In Governor Brad Little’s State of the State speech earlier this month, he highlighted the value Idahoans place on the outdoors and then made the connection to the ecological health of our lands:
“Idahoans spent more time outdoors in the past year than perhaps ever before. The outdoors offers Idaho families a sense of release and fun. To further improve our quality of life and make Idaho the place where future generations can recreate outdoors, I’m also recommending we ramp up investments to promote healthy lands and reduce wildfire risk.”
Gov. Little deserves kudos for calling attention to this matter.
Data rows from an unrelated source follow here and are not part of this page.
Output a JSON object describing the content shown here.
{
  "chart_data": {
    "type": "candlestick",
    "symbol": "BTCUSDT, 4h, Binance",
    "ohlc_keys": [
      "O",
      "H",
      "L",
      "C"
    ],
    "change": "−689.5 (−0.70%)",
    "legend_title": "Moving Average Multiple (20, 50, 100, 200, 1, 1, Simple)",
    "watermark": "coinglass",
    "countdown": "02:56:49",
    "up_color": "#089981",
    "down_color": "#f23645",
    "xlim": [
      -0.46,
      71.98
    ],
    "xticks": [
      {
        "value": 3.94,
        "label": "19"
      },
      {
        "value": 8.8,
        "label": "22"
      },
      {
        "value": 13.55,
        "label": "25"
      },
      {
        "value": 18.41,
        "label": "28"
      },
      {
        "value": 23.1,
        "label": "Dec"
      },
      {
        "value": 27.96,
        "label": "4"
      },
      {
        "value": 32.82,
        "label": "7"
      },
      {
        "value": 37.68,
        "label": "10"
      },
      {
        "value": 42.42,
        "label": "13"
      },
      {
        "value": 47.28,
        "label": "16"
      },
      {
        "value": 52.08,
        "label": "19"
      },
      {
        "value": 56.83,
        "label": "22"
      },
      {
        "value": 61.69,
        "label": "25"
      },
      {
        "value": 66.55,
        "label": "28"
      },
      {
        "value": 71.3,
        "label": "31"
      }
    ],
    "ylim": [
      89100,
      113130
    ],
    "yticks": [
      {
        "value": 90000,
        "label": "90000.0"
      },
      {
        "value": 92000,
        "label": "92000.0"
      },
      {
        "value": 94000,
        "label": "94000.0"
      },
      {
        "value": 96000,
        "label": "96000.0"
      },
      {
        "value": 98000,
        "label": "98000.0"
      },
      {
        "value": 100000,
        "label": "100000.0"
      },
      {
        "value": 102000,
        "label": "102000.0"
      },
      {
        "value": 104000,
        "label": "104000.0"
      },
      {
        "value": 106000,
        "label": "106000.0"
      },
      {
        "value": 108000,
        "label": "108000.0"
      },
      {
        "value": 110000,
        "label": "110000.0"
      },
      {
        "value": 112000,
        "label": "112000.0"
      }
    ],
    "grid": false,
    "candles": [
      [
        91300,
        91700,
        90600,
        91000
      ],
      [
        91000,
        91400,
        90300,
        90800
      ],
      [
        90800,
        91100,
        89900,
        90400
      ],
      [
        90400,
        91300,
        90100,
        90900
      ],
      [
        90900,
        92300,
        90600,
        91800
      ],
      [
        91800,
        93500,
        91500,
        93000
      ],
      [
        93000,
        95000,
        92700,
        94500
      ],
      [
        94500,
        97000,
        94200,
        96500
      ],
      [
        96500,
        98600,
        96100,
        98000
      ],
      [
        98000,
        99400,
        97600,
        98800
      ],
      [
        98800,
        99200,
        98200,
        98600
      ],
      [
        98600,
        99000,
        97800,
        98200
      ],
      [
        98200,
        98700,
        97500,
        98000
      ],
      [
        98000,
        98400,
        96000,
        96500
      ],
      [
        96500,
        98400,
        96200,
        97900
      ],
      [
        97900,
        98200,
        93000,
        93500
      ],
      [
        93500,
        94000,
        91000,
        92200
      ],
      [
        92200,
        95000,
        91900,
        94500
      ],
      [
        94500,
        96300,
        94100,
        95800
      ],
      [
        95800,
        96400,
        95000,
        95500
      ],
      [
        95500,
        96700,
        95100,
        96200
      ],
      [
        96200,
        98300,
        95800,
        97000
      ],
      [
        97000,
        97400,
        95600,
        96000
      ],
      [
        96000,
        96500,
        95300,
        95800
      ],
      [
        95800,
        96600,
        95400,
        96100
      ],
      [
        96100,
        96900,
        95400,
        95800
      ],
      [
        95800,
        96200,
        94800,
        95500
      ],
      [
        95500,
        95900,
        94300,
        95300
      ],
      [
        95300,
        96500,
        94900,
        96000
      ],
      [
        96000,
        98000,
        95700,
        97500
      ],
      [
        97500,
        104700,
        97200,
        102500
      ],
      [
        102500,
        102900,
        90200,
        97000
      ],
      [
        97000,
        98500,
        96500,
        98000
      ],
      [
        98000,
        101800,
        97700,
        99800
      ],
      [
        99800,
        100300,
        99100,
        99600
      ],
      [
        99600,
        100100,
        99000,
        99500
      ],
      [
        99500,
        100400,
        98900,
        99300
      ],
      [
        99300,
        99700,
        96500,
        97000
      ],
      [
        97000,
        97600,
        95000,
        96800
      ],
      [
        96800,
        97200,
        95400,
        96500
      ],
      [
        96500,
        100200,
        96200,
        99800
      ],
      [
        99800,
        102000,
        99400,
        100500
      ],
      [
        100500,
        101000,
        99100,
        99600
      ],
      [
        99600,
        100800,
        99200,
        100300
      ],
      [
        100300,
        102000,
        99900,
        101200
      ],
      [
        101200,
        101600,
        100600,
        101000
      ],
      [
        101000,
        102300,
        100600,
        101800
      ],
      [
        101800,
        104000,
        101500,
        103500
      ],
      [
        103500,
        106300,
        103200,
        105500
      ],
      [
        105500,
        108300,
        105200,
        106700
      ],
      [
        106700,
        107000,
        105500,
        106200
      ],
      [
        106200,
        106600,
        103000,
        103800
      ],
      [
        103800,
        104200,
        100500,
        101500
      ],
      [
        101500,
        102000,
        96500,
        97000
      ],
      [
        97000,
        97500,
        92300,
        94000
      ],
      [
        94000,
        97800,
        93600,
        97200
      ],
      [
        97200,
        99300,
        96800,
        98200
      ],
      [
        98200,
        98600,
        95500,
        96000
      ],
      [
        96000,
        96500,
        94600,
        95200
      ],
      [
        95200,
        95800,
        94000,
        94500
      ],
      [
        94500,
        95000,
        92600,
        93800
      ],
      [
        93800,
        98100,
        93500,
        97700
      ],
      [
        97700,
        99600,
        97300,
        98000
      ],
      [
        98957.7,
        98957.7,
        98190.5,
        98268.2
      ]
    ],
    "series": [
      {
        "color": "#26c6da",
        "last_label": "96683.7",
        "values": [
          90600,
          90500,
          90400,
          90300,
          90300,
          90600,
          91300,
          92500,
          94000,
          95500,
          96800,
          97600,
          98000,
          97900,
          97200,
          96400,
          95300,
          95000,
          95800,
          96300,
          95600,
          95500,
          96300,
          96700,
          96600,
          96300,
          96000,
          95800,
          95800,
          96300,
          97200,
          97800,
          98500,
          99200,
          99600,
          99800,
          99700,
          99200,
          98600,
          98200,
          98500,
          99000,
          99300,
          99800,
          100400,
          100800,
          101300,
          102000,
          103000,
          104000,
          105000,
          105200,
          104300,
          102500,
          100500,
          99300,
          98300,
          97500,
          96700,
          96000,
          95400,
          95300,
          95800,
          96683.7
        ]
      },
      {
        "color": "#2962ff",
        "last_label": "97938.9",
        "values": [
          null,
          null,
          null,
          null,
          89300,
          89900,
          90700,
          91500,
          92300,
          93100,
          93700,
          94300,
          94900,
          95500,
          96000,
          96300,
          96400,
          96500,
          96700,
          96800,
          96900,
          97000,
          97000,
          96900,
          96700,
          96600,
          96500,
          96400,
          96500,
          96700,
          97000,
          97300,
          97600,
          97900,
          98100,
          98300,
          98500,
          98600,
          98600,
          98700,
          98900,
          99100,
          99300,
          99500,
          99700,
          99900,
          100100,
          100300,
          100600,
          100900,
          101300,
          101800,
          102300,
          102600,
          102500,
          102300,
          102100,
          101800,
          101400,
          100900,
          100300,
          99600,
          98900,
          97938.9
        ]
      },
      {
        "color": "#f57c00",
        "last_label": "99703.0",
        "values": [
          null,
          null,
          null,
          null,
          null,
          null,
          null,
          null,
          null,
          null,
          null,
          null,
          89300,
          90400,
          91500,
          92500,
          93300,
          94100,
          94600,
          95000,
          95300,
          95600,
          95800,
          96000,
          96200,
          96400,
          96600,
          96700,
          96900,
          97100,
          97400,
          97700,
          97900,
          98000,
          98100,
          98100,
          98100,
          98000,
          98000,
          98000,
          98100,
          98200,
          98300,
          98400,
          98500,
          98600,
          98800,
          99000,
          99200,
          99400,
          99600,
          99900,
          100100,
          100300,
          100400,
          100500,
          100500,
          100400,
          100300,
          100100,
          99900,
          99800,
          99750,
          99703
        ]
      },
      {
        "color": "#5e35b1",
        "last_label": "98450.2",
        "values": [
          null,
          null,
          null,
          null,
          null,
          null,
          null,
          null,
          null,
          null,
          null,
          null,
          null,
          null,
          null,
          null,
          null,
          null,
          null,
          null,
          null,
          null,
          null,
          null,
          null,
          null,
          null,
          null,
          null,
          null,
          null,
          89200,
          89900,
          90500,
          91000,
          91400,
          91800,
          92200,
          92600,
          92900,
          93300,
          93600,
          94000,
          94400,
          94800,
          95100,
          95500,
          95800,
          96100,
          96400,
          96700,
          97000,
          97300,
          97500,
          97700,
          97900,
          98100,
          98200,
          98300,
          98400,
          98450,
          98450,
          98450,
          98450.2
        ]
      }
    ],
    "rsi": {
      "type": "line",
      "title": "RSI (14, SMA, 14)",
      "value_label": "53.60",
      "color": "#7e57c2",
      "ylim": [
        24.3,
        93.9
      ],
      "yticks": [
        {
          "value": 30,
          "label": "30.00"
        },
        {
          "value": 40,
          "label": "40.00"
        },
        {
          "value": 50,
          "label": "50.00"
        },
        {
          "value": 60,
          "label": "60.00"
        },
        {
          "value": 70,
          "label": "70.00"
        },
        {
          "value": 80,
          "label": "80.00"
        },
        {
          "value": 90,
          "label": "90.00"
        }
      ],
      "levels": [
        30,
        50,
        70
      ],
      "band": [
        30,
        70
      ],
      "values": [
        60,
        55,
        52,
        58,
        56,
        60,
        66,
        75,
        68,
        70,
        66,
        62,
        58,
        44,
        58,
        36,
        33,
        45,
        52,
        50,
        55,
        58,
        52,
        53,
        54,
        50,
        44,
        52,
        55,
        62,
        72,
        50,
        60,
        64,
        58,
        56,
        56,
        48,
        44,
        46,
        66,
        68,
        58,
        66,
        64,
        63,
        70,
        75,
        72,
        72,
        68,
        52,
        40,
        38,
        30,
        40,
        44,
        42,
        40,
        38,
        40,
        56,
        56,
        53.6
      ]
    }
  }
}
Wildfires do not recognize land management boundaries and an “all hands, all lands” approach is needed.
His administration has taken a leadership role in this effort by investing staff and funds into the Good Neighbor Authority, the Shared Stewardship program, and No Boundaries Forestry. Collaborative efforts are underway across the state to reduce hazardous fuels, lessen the risk of uncharacteristic wildfires, and allow wildfires to play their normal role, among other objectives.
Gov. Little also mentioned climate change and the need to address increasing wildfire risks. We join his call for action as addressing climate change is one of ICL’s main campaigns.
Climate change is ushering in a new era of megafires. Western fire seasons are now more than a month longer than historic averages. Since 1985, over half of the area burned in western wildfires is attributable to climate change and this trend is accelerating. There also has been a dramatic increase in the millions of acres burned and researchers expect that this amount will double or quadruple in the next few decades.
These extreme wildfires can lead to permanent conversion of forests to scrublands and release far more carbon than prescribed burns would.
Forest managers often just focus on “fuel” in the “fire triangle” of fuel, heat, and oxygen. Extreme fire behaviors in the West are due in large part to the presence of unnaturally high amounts of fuel stemming from decades of fire suppression. Thinning and prescribed burns, particularly around communities at risk, can help restore normal fire behavior and make forests, watersheds, and homes more resilient to wildfires.
We also need to address the “heat” component through climate action. We need to increase the pace and scale of forest restoration efforts and also need to stop stoking these fires with hotter temperatures. This means working together to reduce carbon emissions on all fronts as well as adjusting our forest and rangeland management practices to better sequester carbon. These efforts are not mutually exclusive but complementary. Dealing with climate change will be a key component of federal land management agencies in the future.
Gov. Little concluded this topic with a hopeful note:
“Idaho is actively mapping out the future of our forests, and your grandkids and mine will directly benefit from our actions today.”
Let’s partner together to restore not only our forests, but also our climate. We cannot do one without the other.